Ovarian tissue could also contain cancerous cells. This risk would be eliminated by freezing and implanting eggs. Across the world more than 100 children have been born from frozen eggs.
Dr Hamish Wallace, a consultant paediatric oncologist at the Royal Hospital for Sick Children in Edinburgh, said: “Maturing in vitro a primitive egg from a five-year-old girl would be a huge advance.
“Doctors wouldn’t need to worry about the ovarian tissue being contaminated with some of the original cancer cells and reintroducing the cancer into the body.”
Israeli scientists have also suggested taking eggs from aborted foetuses. Doctors at the Meir Hospital in Kfar Saba said aborted foetuses could one day become the “mother” of a new baby by donating eggs to an infertile woman.
A woman has her greatest number of eggs, about 5m, as a five-month-old foetus. By the time she is born, about 4m will have disintegrated. By the timea girl reaches puberty, only 300,000 will remain.

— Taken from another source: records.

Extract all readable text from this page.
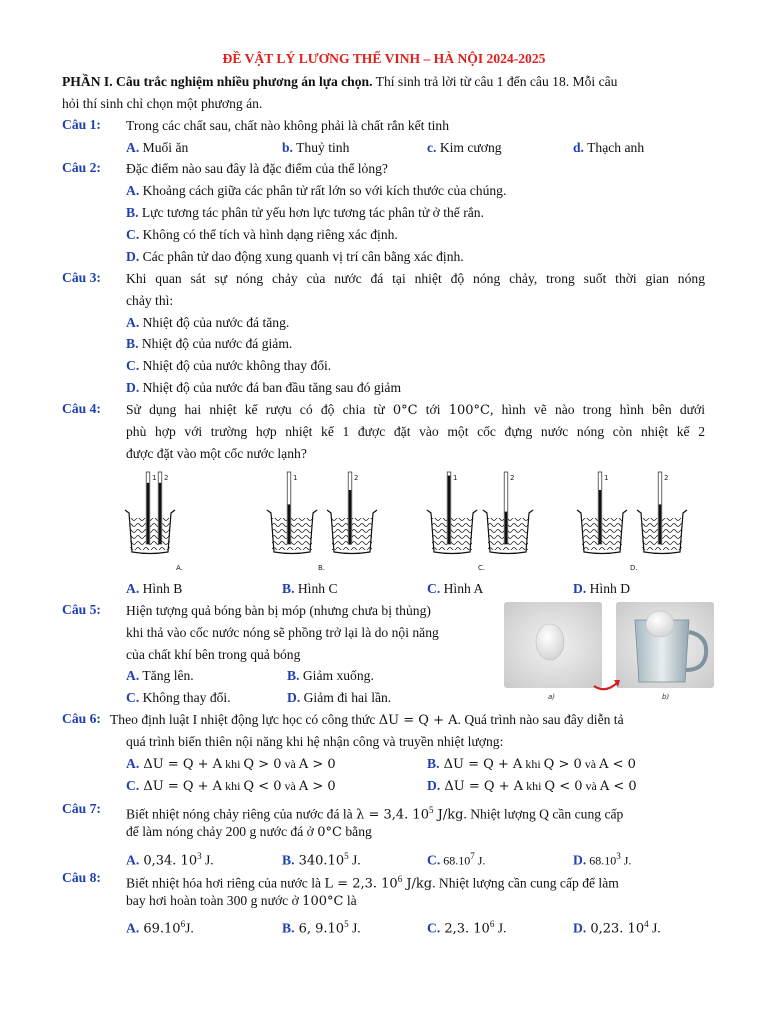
ĐỀ VẬT LÝ LƯƠNG THẾ VINH – HÀ NỘI 2024-2025
PHẦN I. Câu trắc nghiệm nhiều phương án lựa chọn. Thí sinh trả lời từ câu 1 đến câu 18. Mỗi câu
hỏi thí sinh chỉ chọn một phương án.
Câu 1: Trong các chất sau, chất nào không phải là chất rắn kết tinh
A. Muối ăn	b. Thuỷ tinh	c. Kim cương	d. Thạch anh
Câu 2: Đặc điểm nào sau đây là đặc điểm của thể lỏng?
A. Khoảng cách giữa các phân tử rất lớn so với kích thước của chúng.
B. Lực tương tác phân tử yếu hơn lực tương tác phân tử ở thể rắn.
C. Không có thể tích và hình dạng riêng xác định.
D. Các phân tử dao động xung quanh vị trí cân bằng xác định.
Câu 3: Khi quan sát sự nóng chảy của nước đá tại nhiệt độ nóng chảy, trong suốt thời gian nóng
chảy thì:
A. Nhiệt độ của nước đá tăng.
B. Nhiệt độ của nước đá giảm.
C. Nhiệt độ của nước không thay đổi.
D. Nhiệt độ của nước đá ban đầu tăng sau đó giảm
Câu 4: Sử dụng hai nhiệt kế rượu có độ chia từ 0°C tới 100°C, hình vẽ nào trong hình bên dưới
phù hợp với trường hợp nhiệt kế 1 được đặt vào một cốc đựng nước nóng còn nhiệt kế 2
được đặt vào một cốc nước lạnh?
1 2
A.
1	2
B.
1	2
C.
1	2
D.
A. Hình B	B. Hình C	C. Hình A	D. Hình D
Câu 5: Hiện tượng quả bóng bàn bị móp (nhưng chưa bị thủng)
khi thả vào cốc nước nóng sẽ phồng trở lại là do nội năng
của chất khí bên trong quả bóng
A. Tăng lên.	B. Giảm xuống.
C. Không thay đổi.	D. Giảm đi hai lần.	a)	b)
Câu 6: Theo định luật I nhiệt động lực học có công thức ΔU = Q + A. Quá trình nào sau đây diễn tả
quá trình biến thiên nội năng khi hệ nhận công và truyền nhiệt lượng:
A. ΔU = Q + A khi Q > 0 và A > 0	B. ΔU = Q + A khi Q > 0 và A < 0
C. ΔU = Q + A khi Q < 0 và A > 0	D. ΔU = Q + A khi Q < 0 và A < 0
Câu 7: Biết nhiệt nóng chảy riêng của nước đá là λ = 3,4. $10^5$ J/kg. Nhiệt lượng Q cần cung cấp
để làm nóng chảy 200 g nước đá ở 0°C bằng
A. 0,34. $10^3$ J.	B. 340.10$^5$ J.	C. 68.10$^7$ J.	D. 68.10$^3$ J.
Câu 8: Biết nhiệt hóa hơi riêng của nước là L = 2,3. $10^6$ J/kg. Nhiệt lượng cần cung cấp để làm
bay hơi hoàn toàn 300 g nước ở 100°C là
A. 69.10$^6$J.	B. 6, 9.10$^5$ J.	C. 2,3. $10^6$ J.	D. 0,23. $10^4$ J.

From then on, a woman will ovulate one egg each month and have few eggs left by her mid-forties. She will have ovulated about 500 and the remainder will have disintegrated.
The first reported birth from a frozen egg was in 1986. The practice began for medical reasons but is now being used for social purposes.
British women in their thirties who have not yet met their partner or who wish to postpone childbirth to concentrate on their career, are increasingly freezing their eggs. Although scientists initially feared the structure of the eggs would be damaged by the process, many now believe the procedure to be safe and effective.
Eggs are currently frozen using a process known as cryo-preservation, where they are placed in a storage tank containing liquid nitrogen. Scientists have recently developed a more advanced freezing technique, called vitrification, which causes less damage to the eggs.